Las aventuras de la Principita Eiko – Ep.03. Parte 2

 Lloviznaba a pétalos rosas. El Caballero de la Luna caminaba sobre un empedrado en dirección al crepúsculo; dormida a la espalda, llevaba a la Soldadito de la Luna. La niña despertó; los ojos le rebosaron con la garúa de flores, que le eran desconocidas. Iba a dar un grito, pero se dio cuenta que la cargaban, y exclamó:

 -¿Ithïlien?

 El Caballero respondió:

 -No, pequeña dama. Soy el caballero de la Luna, como has dado en llamarme. Un bello apodo. Gracias.

 La niña, con los recuerdos recientes que finalmente la turbaron, con voz trémula preguntó:

 -¿Dónde está Ithïlien? Tengo miedo.

 El enmascarado entendió que el pánico merodeaba a la pequeña y se dirigió hacia el árbol que tenía más próximo; recostó a la niña contra el tronco, se reclinó y con la mano enguantada le acarició el rostro implorante y llovido. Llevó los dedos hacia la oreja de la niña, y con una sonrisa le enseñó una moneda. La pequeña rió entre sollozos. El caballero dijo:

 -Has tenido una pesadilla, ¿verdad?

 La Principita tardó en responder. Relató lo que recordaba del sueño, y preguntó:

-¿Dónde está Isil? ¿Y la mariposa?

 El Caballero de la Luna señaló hacia lo alto.

 -Dijo que se había hartado de ir como una gata y que retornaba a su forma original. Un águila preciosa, por cierto. ¿Cuál es su nombre?

 -Se llama Härï, y tiene seis años como yo y Ëlen. ¿Y la mariposa?

 -La mariposa, pues, anda por allí, mareada entre sus flores, ¿no lo crees?

 La niña rió cantarinamente, y añadió:

 -Pero no me dijo su nombre. ¿La volveré a ver?
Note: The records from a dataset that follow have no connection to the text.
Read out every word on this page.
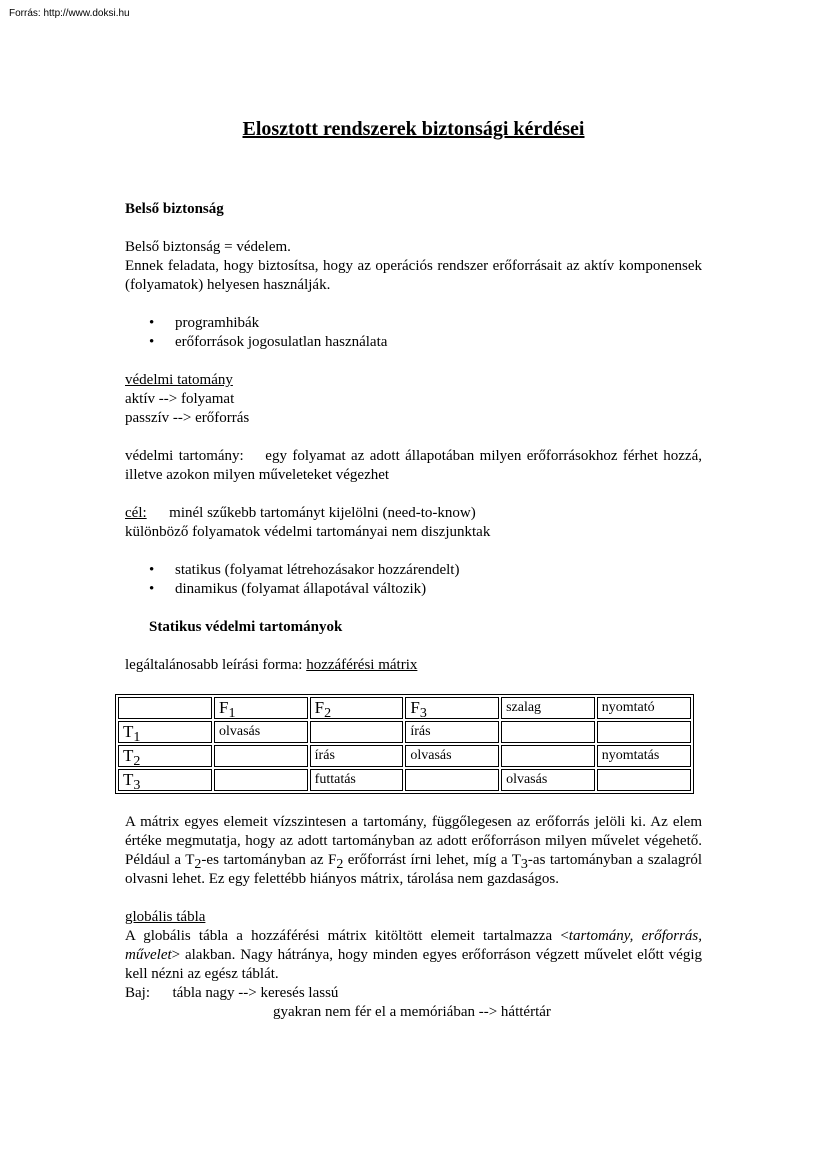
Forrás: http://www.doksi.hu
Elosztott rendszerek biztonsági kérdései

Belső biztonság

Belső biztonság = védelem.

Ennek feladata, hogy biztosítsa, hogy az operációs rendszer erőforrásait az aktív komponensek (folyamatok) helyesen használják.

• programhibák
• erőforrások jogosulatlan használata

védelmi tatomány

aktív --> folyamat

passzív --> erőforrás

védelmi tartomány: egy folyamat az adott állapotában milyen erőforrásokhoz férhet hozzá, illetve azokon milyen műveleteket végezhet

cél: minél szűkebb tartományt kijelölni (need-to-know)

különböző folyamatok védelmi tartományai nem diszjunktak

• statikus (folyamat létrehozásakor hozzárendelt)
• dinamikus (folyamat állapotával változik)

Statikus védelmi tartományok

legáltalánosabb leírási forma: hozzáférési mátrix

	$F_1$	$F_2$	$F_3$	szalag	nyomtató
$T_1$	olvasás		írás		
$T_2$		írás	olvasás		nyomtatás
$T_3$		futtatás		olvasás	

A mátrix egyes elemeit vízszintesen a tartomány, függőlegesen az erőforrás jelöli ki. Az elem értéke megmutatja, hogy az adott tartományban az adott erőforráson milyen művelet végehető. Például a $T_2-es$ tartományban az $F_2$ erőforrást írni lehet, míg a $T_3-as$ tartományban a szalagról olvasni lehet. Ez egy felettébb hiányos mátrix, tárolása nem gazdaságos.

globális tábla

A globális tábla a hozzáférési mátrix kitöltött elemeit tartalmazza <tartomány, erőforrás, művelet> alakban. Nagy hátránya, hogy minden egyes erőforráson végzett művelet előtt végig kell nézni az egész táblát.

Baj: tábla nagy --> keresés lassú

gyakran nem fér el a memóriában --> háttértár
 -Seguro, pequeña dama. ¿Ëlen es una amiguita?

 -Sí, es mi mejor amiga. Le gusta mucho cantar.

 La charla apaciguó a la Principita. El sueño que había padecido en la Ciénaga de los Muertos se desvaneció, y la niña parloteó a gusto. Insistió con que El Caballero de la Luna se quitara la máscara; rendida por la negativa y la promesa de que “en otra ocasión”, entonces preguntó:

 -¿Por qué las flores están cayendo? ¿Acaso están muriendo?
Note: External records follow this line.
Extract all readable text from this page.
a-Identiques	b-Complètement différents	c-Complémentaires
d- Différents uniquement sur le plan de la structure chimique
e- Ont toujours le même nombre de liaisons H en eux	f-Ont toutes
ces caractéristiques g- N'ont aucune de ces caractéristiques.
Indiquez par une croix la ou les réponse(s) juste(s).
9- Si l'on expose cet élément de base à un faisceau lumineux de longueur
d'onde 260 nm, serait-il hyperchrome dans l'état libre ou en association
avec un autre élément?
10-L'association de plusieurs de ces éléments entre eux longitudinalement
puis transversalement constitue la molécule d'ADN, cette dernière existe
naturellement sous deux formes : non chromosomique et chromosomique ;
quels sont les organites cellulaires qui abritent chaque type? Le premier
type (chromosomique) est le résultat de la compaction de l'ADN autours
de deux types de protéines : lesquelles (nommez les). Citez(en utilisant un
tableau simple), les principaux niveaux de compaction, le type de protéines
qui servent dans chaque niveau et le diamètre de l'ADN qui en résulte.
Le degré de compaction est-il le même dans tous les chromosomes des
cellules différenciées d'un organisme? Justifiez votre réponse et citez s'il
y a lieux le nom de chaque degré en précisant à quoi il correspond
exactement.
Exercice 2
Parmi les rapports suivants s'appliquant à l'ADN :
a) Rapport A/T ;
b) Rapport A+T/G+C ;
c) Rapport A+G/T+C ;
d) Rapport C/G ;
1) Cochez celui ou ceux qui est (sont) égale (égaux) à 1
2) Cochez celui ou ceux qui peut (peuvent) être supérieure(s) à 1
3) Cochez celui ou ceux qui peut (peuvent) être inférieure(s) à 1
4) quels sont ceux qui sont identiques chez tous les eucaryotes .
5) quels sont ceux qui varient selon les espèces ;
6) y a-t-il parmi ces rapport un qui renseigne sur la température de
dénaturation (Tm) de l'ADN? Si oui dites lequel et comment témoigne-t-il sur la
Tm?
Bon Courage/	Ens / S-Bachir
 El enmascarado miró hacia los árboles y dijo:

 -Duran poquito, pequeña dama, y son delicadas. Una vez florecidas, a la menor brisa sus pétalos se deshojan. El encanto de esas flores reside, precisamente, en la belleza que expresan con tan efímera vida.

 La Principita, que no entendió del todo lo que había dicho el enmascarado, preguntó otra cosa:

 -¿Y por qué nunca las había visto? Con Ithïlien paseamos por muchos bosques, y nunca vimos estas flores.

 La perspicacia de la pequeña hizo sonreír al caballero, quien respondió:

 -Se trata de la flor de un árbol extranjero, Principita, traído del oriente por algún elfo errante.

 -¿Y dónde queda el oriente?

 El caballero volteó hacia al lado opuesto donde se hundía el Sol y señaló:

 -Por allá. Lejos, lejos, tan lejos como no imaginas. De allí vienen estos árboles que aquí conocemos como el árbol de cerezo. ¿Sabes cómo los llaman en aquella tierra?

 -No.

 -Sakura.

 -¡Qué nombre raro!

 -¿Pero a que es un hermoso nombre?

 La Principita asintió, entonces dio un brinco con alegría; luego tomó un puñado de pétalos y con el rostro radiante los arrojó hacia lo alto. El caballero agarró alguno de los pétalos que habían caído en su sombrero, y los sopló al rostro sonriente de la niña, y dijo:

 -Bien, Principita de la Luna. Nos queda una hora de atardecer. ¿Tienes hambre?

 -Sí.

 -Entonces haremos como hace la gente del oriente durante la caída de la flor del cerezo.

 -¿Y qué es lo que hacen?

 -Se sientan a comer bajos los árboles.

 El Caballero de la Luna tendió una manta, abrió una bolsa con masitas, sirvió a la Principita una taza con jugo, saludó al águila de la niña que había descendido, y ambos merendaron con alegría bajo el árbol del cerezo. El enmascarado pensó en una limpia madera, en unas sepias, e imaginó cuán hermosa quedaría la escena para un cuadrito.